Within the group, solar ETFs have been volatile this year but are in negative territory for 2011.

Brean Murray analyst Wayne Chang believes Germany, the solar industry’s largest market, may experience “dramatically higher” than expected demand this year, reports Chris Kahn for Forbes. Additionally, demand in Italy may also rise in late June and July once banks restart lending for projects. [GT Solar Receives Its Largest Order Ever; Solar ETFs Remain Muted.]

Chang also commented on how solar is becoming competitive with traditional energy sources, such as natural gas or coal. He believes costs of producing solar power will be on parity by 2012 to 2013 in European markets.

Germany is committed to shutting down all of its 17 nuclear power plants after the disastrous events at Japan’s Fukushima Dai-ichi nuclear plant and will be focusing on alternative energy. Italian Premier Silvio Berlusconi commented that the country will likely give up further plans on nuclear energy and turn to renewables instead.

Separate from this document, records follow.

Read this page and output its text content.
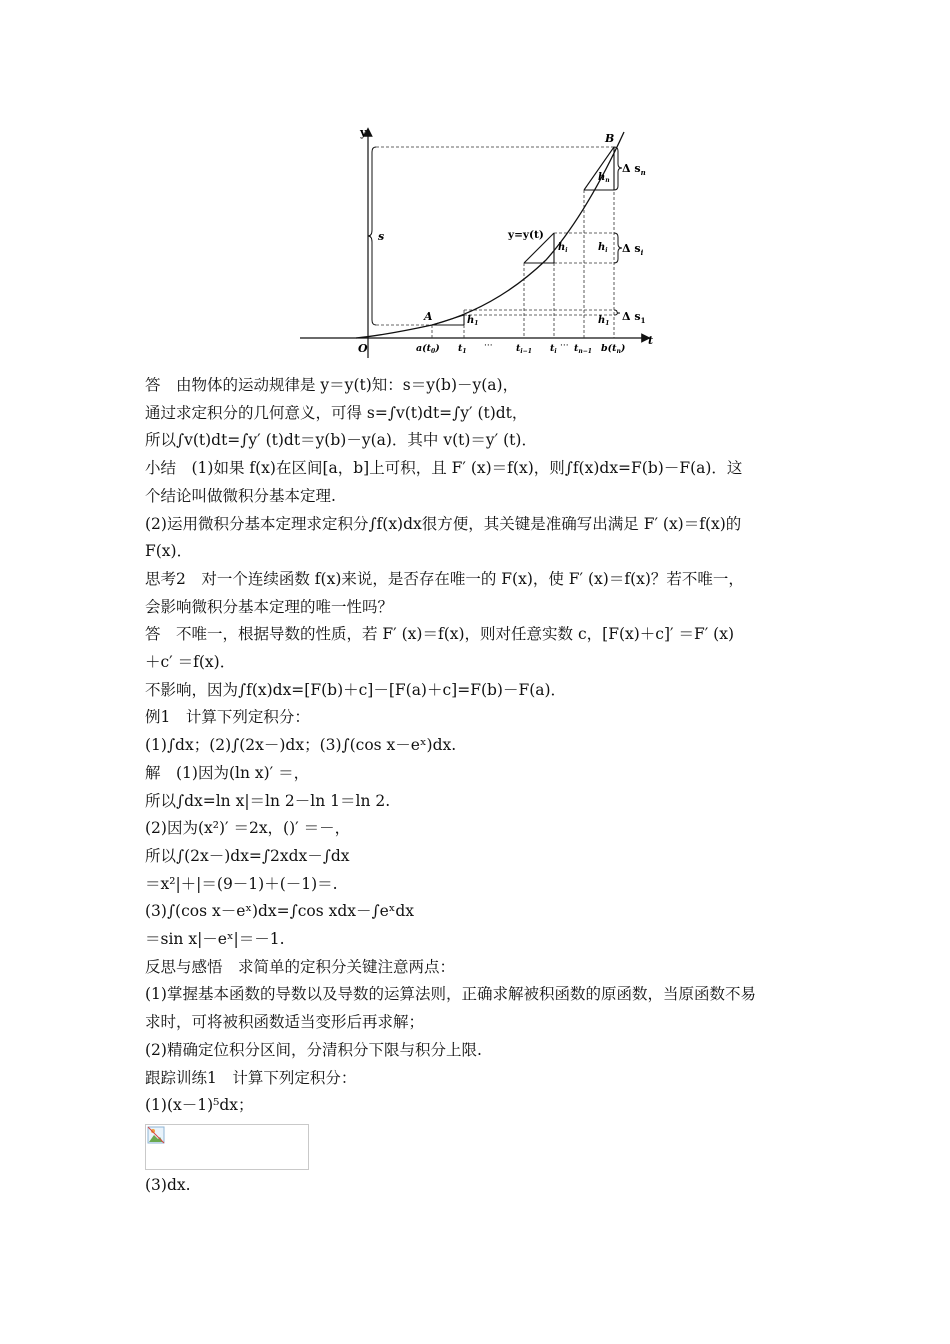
y
t
O
s
Δ $s_n$
Δ $s_i$
Δ $s_1$
$h_n$
$h_i$	$h_i$
$h_1$	$h_1$
A
B
y=y(t)
$a(t_0)$ $t_1$
··· $t_{i-1}$ $t_i$
··· $t_{n-1}$ $b(t_n)$
答　由物体的运动规律是 y＝y(t)知：s＝y(b)－y(a)，
通过求定积分的几何意义，可得 s=∫v(t)dt=∫y′ (t)dt，
所以∫v(t)dt=∫y′ (t)dt＝y(b)－y(a)．其中 v(t)＝y′ (t)．
小结　(1)如果 f(x)在区间[a，b]上可积，且 F′ (x)＝f(x)，则∫f(x)dx=F(b)－F(a)．这
个结论叫做微积分基本定理.
(2)运用微积分基本定理求定积分∫f(x)dx很方便，其关键是准确写出满足 F′ (x)＝f(x)的
F(x)．
思考2　对一个连续函数 f(x)来说，是否存在唯一的 F(x)，使 F′ (x)＝f(x)？若不唯一，
会影响微积分基本定理的唯一性吗？
答　不唯一，根据导数的性质，若 F′ (x)＝f(x)，则对任意实数 c，[F(x)＋c]′ ＝F′ (x)
＋c′ ＝f(x)．
不影响，因为∫f(x)dx=[F(b)＋c]－[F(a)＋c]=F(b)－F(a)．
例1　计算下列定积分：
(1)∫dx；(2)∫(2x－)dx；(3)∫(cos x－eˣ)dx.
解　(1)因为(ln x)′ ＝，
所以∫dx=ln x|＝ln 2－ln 1＝ln 2.
(2)因为(x²)′ ＝2x，()′ ＝－，
所以∫(2x－)dx=∫2xdx－∫dx
＝x²|＋|＝(9－1)＋(－1)＝.
(3)∫(cos x－eˣ)dx=∫cos xdx－∫eˣdx
＝sin x|－eˣ|＝－1.
反思与感悟　求简单的定积分关键注意两点：
(1)掌握基本函数的导数以及导数的运算法则，正确求解被积函数的原函数，当原函数不易
求时，可将被积函数适当变形后再求解；
(2)精确定位积分区间，分清积分下限与积分上限.
跟踪训练1　计算下列定积分：
(1)(x－1)⁵dx；
(3)dx.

Additionally, China has also shown interest in renewables in the wake of the events in Japan.

A recent report conducted by Pike Research reveals that the military complexes, such as the Pentagon, around the world are looking into renewable energy development to increase efficiency and reduce their wasteful energy practices, according to UPI. The findings indicates that governments will be investing in new technologies to further advance the science of renewable sources of energy in peacetime and warfare. All military branches within the Pentagon alone form the largest energy consumer in the world.